Latin poet Ovid , in Book V of the Fasti, also wanted to tell the myth choosing as emblem of the relationship between master and pupil the episode in which the wise Chiron, now advanced in years, lets one of his poisoned arrows slip in the left foot; it seems a trivial mistake by Ovid to forget the very nature of Chiron equipped with hooves and not with feet even if, more probably, the poet considers the centaur in the most archaic form when the lower part of his body, the front one, still had a human form and then feet.
Chiron was immortal but the poison of his arrows caused a lot of pain and even the medicines prepared with herbs did not soothe the pain. Achilles bent in pain and fear for his master cried hot tears and holding out his hands begged him not to abandon him but Chiron asked Zeus to put an end to his agony and the king of the gods allowed him to die. In this way, according to Ovid, the long period of learning of Achilles ended and he returned to the house of his father Peleus.

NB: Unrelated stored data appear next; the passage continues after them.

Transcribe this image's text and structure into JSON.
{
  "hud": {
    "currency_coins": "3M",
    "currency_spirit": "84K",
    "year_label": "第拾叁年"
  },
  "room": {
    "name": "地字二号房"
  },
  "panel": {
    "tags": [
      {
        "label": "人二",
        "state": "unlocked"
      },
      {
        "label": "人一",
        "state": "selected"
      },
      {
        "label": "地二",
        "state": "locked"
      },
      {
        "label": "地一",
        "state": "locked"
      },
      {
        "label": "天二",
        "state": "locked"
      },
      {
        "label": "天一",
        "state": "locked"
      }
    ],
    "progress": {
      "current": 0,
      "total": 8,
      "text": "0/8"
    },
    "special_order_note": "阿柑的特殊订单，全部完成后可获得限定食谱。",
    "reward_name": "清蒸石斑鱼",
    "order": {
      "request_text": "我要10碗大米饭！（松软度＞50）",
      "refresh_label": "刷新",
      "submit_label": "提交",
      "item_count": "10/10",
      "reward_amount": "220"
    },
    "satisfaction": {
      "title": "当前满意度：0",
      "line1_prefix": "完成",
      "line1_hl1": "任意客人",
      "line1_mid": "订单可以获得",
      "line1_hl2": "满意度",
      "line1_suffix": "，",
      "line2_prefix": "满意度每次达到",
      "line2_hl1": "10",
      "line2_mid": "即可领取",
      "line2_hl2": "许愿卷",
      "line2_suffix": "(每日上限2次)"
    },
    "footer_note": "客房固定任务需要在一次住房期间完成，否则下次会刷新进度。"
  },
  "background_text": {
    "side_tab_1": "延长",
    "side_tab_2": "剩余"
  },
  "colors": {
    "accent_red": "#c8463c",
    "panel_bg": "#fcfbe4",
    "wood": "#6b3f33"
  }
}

Odysseus discovers Achilles at the court of Lycomedes, king of Scyros, floor mosaic from the house of Poseidon, 2nd century AD. - Zeugma TUR

Odysseus discovers Achilles at the court of Lycomedes, king of Scyros, floor mosaic from the house of Poseidon, 2nd century AD. - Zeugma TUR

Achilles was still very young when Agamemnon began to form the Achaean coalition that was to wage war against Troy and to look for allies he sent his emissaries Nestor and Odysseus to Peleus' palace. The boy was thrilled by their stories and made his decision: he wanted to participate in the expedition. But his mother Thetis, remembering the prophecies, tried to save the life of that splendid son and then decided to make him untraceable: she sent him to the court of King Lycomedes in Sciro, where he would have lived disguised as a woman as one of the handmaids of the king's daughters. Achilles also changed his name, it became Pyrrha or the redhead who remembered the color of his fiery blond hair.
There are different interpretations of the time Achilles spent at Lycomedes' court; some scholars maintain that Thetis took him to Scyros when he was nine years old and therefore Achilles would have remained there for a fairly long time until the trap set for him by Odysseus led him to reveal himself; Other scholars believe that Achilles' stay in Sciro lasted nine years.

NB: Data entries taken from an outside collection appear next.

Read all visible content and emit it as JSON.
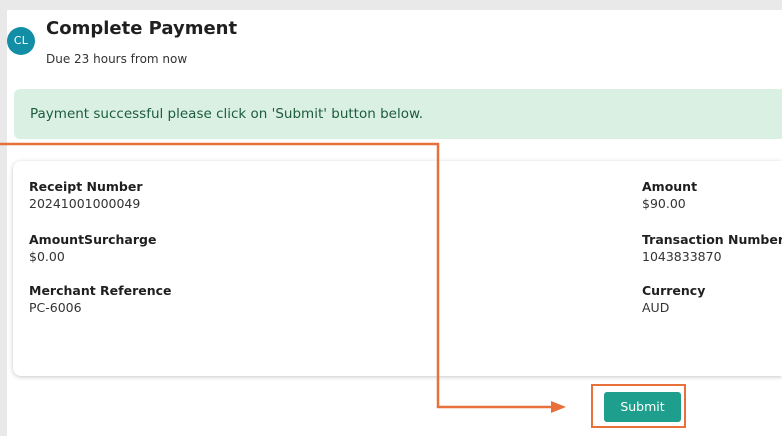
{
  "header": {
    "avatar_initials": "CL",
    "title": "Complete Payment",
    "due_text": "Due 23 hours from now"
  },
  "alert": {
    "message": "Payment successful please click on 'Submit' button below."
  },
  "receipt": {
    "left_fields": [
      {
        "label": "Receipt Number",
        "value": "20241001000049"
      },
      {
        "label": "AmountSurcharge",
        "value": "$0.00"
      },
      {
        "label": "Merchant Reference",
        "value": "PC-6006"
      }
    ],
    "right_fields": [
      {
        "label": "Amount",
        "value": "$90.00"
      },
      {
        "label": "Transaction Number",
        "value": "1043833870"
      },
      {
        "label": "Currency",
        "value": "AUD"
      }
    ]
  },
  "actions": {
    "submit_label": "Submit"
  },
  "colors": {
    "avatar": "#128fa6",
    "alert_bg": "#d9f0e3",
    "alert_text": "#1e5c3a",
    "submit_bg": "#1e9e8c",
    "annotation": "#e8703a"
  }
}
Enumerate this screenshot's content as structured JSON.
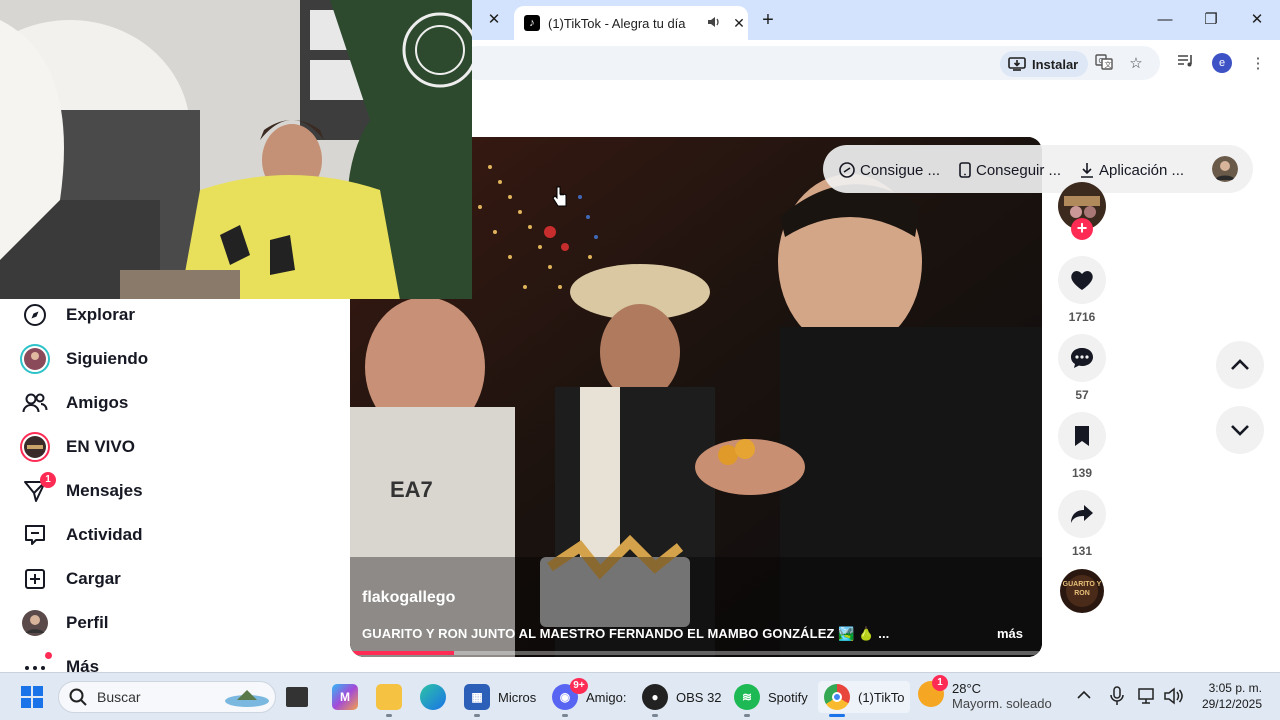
{
  "browser": {
    "tab_title": "(1)TikTok - Alegra tu día",
    "install_label": "Instalar",
    "profile_initial": "e"
  },
  "sidebar": {
    "items": [
      {
        "label": "Explorar",
        "icon": "compass-icon"
      },
      {
        "label": "Siguiendo",
        "icon": "following-avatar-icon"
      },
      {
        "label": "Amigos",
        "icon": "friends-icon"
      },
      {
        "label": "EN VIVO",
        "icon": "live-avatar-icon"
      },
      {
        "label": "Mensajes",
        "icon": "messages-icon",
        "badge": "1"
      },
      {
        "label": "Actividad",
        "icon": "activity-icon"
      },
      {
        "label": "Cargar",
        "icon": "upload-icon"
      },
      {
        "label": "Perfil",
        "icon": "profile-avatar-icon"
      },
      {
        "label": "Más",
        "icon": "more-icon"
      }
    ]
  },
  "header": {
    "pills": [
      "Consigue ...",
      "Conseguir ...",
      "Aplicación ..."
    ]
  },
  "video": {
    "author": "flakogallego",
    "caption": "GUARITO Y RON JUNTO AL MAESTRO FERNANDO EL MAMBO GONZÁLEZ 🏞️ 🍐 ...",
    "more_label": "más",
    "progress": 0.15
  },
  "actions": {
    "likes": "1716",
    "comments": "57",
    "saves": "139",
    "shares": "131"
  },
  "music": {
    "disc_text": "GUARITO Y RON"
  },
  "taskbar": {
    "search_placeholder": "Buscar",
    "apps": [
      {
        "label": "Micros",
        "color": "#2b5fb8"
      },
      {
        "label": "Amigo:",
        "color": "#5865f2",
        "badge": "9+"
      },
      {
        "label": "OBS 32",
        "color": "#222222"
      },
      {
        "label": "Spotify",
        "color": "#1db954"
      },
      {
        "label": "(1)TikTo",
        "color": "#e8453c"
      }
    ],
    "weather_temp": "28°C",
    "weather_desc": "Mayorm. soleado",
    "weather_badge": "1",
    "time": "3:05 p. m.",
    "date": "29/12/2025"
  },
  "colors": {
    "accent": "#fe2c55",
    "tabbar": "#d3e3fd",
    "taskbar": "#dfe8f3"
  }
}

In the Achilleis the period passed by Achilles in Sciro is full of many other details such as the story of the perplexity of King Lycomedes when he saw the so beautiful and strong body of Pyrrha and then Thetis told him that the young woman was the daughter of a queen of the people of the Amazons who wanted a more "feminine" education for her and gentle manners in view of a wedding. But if the king had doubts about that young woman too "strong" to be a girl, Achilles in turn did not want to spend his life only among women but his reluctance to that disguise ceased when he saw one of the king's daughters and he was so attracted that he accepted what his mother wanted for him. Disguised as a woman he could have lived next to that love of his. And then it happened that Pyrrha aroused the attentions of Deidamia, the beautiful daughter of the king, to whom the young man also felt attracted and a short time passed when the flame of passion was lit between the two.